Entre Dinamarca y Alemania está apareciendo una nueva ruta bajo el mar Báltico. No se está excavando con enormes tuneladoras: los trabajadores fabrican gigantescas secciones de hormigón en tierra, las hacen flotar hasta el estrecho y las hunden con precisión en una zanja abierta sobre el fondo marino.
Así se construye el Fehmarnbelt, una infraestructura de 18 kilómetros que unirá Rødbyhavn, en la isla danesa de Lolland, con Puttgarden, en la isla alemana de Fehmarn. Cuando esté terminado, se convertirá en el túnel sumergido más largo del mundo.
El proyecto incluirá cuatro carriles de autopista y dos vías ferroviarias electrificadas. El trayecto entre ambas costas, que actualmente exige unos 45 minutos en ferry, podrá completarse en aproximadamente diez minutos en coche y siete en tren.
El túnel se construye como un rompecabezas bajo el mar
El Fehmarnbelt estará formado por 89 elementos de hormigón fabricados en una planta construida específicamente para el proyecto en Rødbyhavn. Cada sección estándar mide 217 metros, pesa más de 73.500 toneladas y contiene cinco galerías: dos para automóviles, dos para trenes y una destinada a instalaciones técnicas y emergencias.
Una vez terminados, los extremos de cada bloque se sellan para que pueda flotar. Cinco remolcadores lo trasladan hasta su posición y el buque especializado IVY controla su descenso hacia una zanja excavada en el fondo marino, situada a profundidades de hasta unos 40 metros.
El margen de error es mínimo.

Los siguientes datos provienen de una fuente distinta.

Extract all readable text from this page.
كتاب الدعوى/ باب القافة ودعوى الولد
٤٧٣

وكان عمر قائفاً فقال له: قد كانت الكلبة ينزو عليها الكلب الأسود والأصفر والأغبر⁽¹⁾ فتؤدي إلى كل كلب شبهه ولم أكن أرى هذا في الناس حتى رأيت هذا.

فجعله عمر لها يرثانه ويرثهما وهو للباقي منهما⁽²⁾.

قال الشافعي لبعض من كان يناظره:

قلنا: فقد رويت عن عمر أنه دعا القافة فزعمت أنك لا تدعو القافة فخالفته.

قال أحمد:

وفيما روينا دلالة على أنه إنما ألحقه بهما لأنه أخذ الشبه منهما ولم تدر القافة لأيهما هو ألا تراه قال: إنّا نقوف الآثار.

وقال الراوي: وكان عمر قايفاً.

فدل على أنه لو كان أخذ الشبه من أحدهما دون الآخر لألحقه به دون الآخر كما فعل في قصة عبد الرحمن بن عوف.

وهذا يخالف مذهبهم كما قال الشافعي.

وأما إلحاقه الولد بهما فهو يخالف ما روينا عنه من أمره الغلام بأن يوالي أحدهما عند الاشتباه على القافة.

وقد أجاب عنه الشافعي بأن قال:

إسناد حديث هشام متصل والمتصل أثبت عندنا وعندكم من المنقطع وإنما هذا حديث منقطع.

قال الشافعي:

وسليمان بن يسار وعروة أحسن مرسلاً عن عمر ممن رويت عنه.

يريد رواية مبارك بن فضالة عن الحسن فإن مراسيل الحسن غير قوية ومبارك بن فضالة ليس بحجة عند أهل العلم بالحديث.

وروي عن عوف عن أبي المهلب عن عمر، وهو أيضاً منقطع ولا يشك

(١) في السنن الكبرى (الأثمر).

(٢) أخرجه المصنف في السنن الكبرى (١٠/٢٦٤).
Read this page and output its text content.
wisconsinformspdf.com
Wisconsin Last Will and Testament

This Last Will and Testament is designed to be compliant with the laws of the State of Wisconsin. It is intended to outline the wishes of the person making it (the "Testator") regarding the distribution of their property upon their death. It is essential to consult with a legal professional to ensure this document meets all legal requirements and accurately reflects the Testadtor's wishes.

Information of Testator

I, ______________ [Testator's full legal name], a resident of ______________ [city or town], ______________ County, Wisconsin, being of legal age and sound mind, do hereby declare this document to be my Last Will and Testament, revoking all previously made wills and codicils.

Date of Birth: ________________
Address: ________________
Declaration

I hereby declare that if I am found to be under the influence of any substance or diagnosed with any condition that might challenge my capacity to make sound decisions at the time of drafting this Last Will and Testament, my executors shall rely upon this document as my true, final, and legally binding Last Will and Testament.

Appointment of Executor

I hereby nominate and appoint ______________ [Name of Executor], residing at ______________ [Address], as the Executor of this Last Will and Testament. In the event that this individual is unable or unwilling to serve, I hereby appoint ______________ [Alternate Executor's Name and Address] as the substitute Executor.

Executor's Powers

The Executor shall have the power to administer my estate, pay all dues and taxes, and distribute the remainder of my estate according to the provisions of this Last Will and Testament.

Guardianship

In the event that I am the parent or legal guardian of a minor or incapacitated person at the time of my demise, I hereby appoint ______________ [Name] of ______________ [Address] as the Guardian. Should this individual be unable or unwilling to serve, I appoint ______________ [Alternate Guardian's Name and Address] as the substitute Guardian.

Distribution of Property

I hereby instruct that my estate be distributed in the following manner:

Cada pieza debe alinearse con la anterior mediante cables, brazos hidráulicos y mediciones láser. Después se cubren sus laterales con piedra y grava para inmovilizarla.

Los primeros 500 metros ya descansan bajo el Báltico
El primer elemento fue instalado frente al portal danés el 7 de mayo de 2026, después de una operación que se prolongó durante varios días. Fue la primera vez que se utilizó una sección producida en serie de semejante tamaño para construir un túnel sumergido.
El segundo bloque quedó colocado a finales de junio. A diferencia del anterior, tuvo que conectarse directamente con una pieza ya sumergida, lo que convirtió la maniobra en una prueba decisiva para el método de construcción. Con ambos elementos instalados, la estructura supera ya los 500 metros de longitud bajo el mar.
La expectativa es que el ritmo aumente a medida que los equipos acumulen experiencia. Sin embargo, todavía quedan 87 elementos por instalar y cada operación depende del clima, los equipos marítimos y las restricciones ambientales.
El barco que debía acelerar la obra terminó retrasándola
El calendario original contemplaba la apertura del túnel en 2029, pero ese objetivo dejó de ser realista. Uno de los principales problemas fue precisamente IVY, el prototipo diseñado para transportar y sumergir los bloques.
Su construcción, sus pruebas y las aprobaciones necesarias acumularon importantes demoras. En mayo de 2026, Sund & Bælt reconoció que la construcción del lado danés avanzaba alrededor de dos años por detrás del cronograma previsto.
A ello se suman las restricciones en aguas alemanas, que limitan el ruido submarino, el vertido de sedimentos y los periodos en los que pueden realizarse determinadas tareas. Estas condiciones dificultan acelerar las operaciones para recuperar el tiempo perdido.
Los coches cruzarán antes que los trenes
La infraestructura ferroviaria necesaria en el lado alemán tampoco estará preparada en 2029 debido a la duración de los procedimientos de aprobación y construcción. Por eso, los responsables decidieron modificar el plan: la conexión por carretera se inaugurará primero y el servicio ferroviario comenzará más adelante.
Todavía no se ha comunicado un nuevo calendario definitivo. La fecha dependerá de la velocidad que pueda alcanzarse durante la instalación de los próximos elementos y de cómo se cumplan las exigencias alemanas.
El Fehmarnbelt ya empieza a tomar forma bajo el Báltico, pero su construcción demuestra que levantar el túnel sumergido más largo del mundo no consiste únicamente en mover cantidades colosales de hormigón. También exige coordinar dos países, adaptar prototipos inéditos y encajar cada pieza de 73.500 toneladas con apenas unos milímetros de margen.